Por otro lado, y siguiendo con lo realizado en la República de Chile, el porcentaje de obras por el sistema público-privado es del 25% al 50%, dependiendo la época y la circunstancia, y el tradicional oscila entre el 50% y el 75%. Siempre la presencia del Estado es fundamental, pero también lo es el complemento y participación del sector privado.
Algunas conclusiones respecto de la experiencia con este tipo de iniciativa es que se requiere de dos pilares fundamentales: seguridad jurídica y estabilidad económica. Ambas condiciones debemos cumplir previamente para que funcione en nuestro país.
La estabilidad económica es esencial porque el riesgo país define las condiciones de financiamiento a las que puede acceder el oferente y materializar así un tipo de obra, pues los costos financieros influyen en el precio del privado que lo debe incluir necesariamente en la oferta. Si nosotros como Estado hoy no logramos financiamiento privado, menos aún lo harán los privados que tienen que contratar con el Estado. Debemos alcanzar rápidamente la estabilidad económica y en simultáneo poner énfasis en la seguridad jurídica, y la actual paralización de las obras complica fuertemente esta condición. Seguramente, muchas de las empresas contratistas que participarán en este eventual sistema público-privado son las que no tienen claro cómo se respetarán en el futuro sus contratos si hoy no se hace.

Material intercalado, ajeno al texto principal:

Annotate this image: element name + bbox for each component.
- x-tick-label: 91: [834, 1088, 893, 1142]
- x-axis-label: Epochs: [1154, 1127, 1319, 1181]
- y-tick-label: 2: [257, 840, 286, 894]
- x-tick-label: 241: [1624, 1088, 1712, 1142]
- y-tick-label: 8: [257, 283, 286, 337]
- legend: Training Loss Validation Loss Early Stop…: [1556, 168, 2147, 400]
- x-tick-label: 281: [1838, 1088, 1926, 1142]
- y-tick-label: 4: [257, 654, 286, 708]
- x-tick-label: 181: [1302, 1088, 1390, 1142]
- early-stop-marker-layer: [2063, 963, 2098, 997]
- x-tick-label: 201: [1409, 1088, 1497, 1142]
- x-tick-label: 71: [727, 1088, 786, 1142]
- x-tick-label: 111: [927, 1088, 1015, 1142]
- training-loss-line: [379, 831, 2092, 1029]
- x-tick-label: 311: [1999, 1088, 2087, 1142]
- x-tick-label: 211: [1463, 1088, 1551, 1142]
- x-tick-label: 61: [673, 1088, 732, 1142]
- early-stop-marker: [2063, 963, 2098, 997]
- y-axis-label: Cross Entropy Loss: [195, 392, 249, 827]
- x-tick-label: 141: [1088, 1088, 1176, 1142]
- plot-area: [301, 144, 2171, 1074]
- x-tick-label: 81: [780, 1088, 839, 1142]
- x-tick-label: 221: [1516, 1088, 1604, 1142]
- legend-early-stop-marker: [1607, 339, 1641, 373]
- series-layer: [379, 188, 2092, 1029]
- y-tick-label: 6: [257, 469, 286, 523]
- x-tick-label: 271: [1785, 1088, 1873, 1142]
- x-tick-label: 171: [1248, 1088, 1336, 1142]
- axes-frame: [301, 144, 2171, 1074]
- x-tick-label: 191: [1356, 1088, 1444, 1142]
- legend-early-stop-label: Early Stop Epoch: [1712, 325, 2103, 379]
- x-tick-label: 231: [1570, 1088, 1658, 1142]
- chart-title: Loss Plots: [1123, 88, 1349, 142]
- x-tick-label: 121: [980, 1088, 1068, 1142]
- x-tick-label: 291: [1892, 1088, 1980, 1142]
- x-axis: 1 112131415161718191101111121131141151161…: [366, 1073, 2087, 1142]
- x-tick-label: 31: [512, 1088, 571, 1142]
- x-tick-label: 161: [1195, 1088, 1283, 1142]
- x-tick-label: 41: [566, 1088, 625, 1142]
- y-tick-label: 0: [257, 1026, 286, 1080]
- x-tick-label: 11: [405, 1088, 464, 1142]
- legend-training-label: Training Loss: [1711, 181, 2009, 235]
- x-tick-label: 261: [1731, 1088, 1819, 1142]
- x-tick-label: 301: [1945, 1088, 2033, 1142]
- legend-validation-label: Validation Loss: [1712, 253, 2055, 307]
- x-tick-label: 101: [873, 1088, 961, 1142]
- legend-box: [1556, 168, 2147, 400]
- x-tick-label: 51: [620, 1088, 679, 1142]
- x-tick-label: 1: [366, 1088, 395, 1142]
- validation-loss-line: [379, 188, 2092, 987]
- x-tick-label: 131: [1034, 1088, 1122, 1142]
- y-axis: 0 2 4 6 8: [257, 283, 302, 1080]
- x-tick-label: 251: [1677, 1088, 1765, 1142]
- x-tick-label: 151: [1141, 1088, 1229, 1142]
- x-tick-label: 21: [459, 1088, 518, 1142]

El desafío es grande, y debe quedar claro que el Estado no puede desentenderse de la obra pública porque es un servicio más como lo es la electricidad y el agua: sin caminos no hay progreso ni desarrollo posible. Retomo el concepto inicial y cierro con él, la infraestructura es la causa y no la consecuencia del desarrollo y es el Estado quien debe motorizar todas las condiciones para poner la obra en movimiento.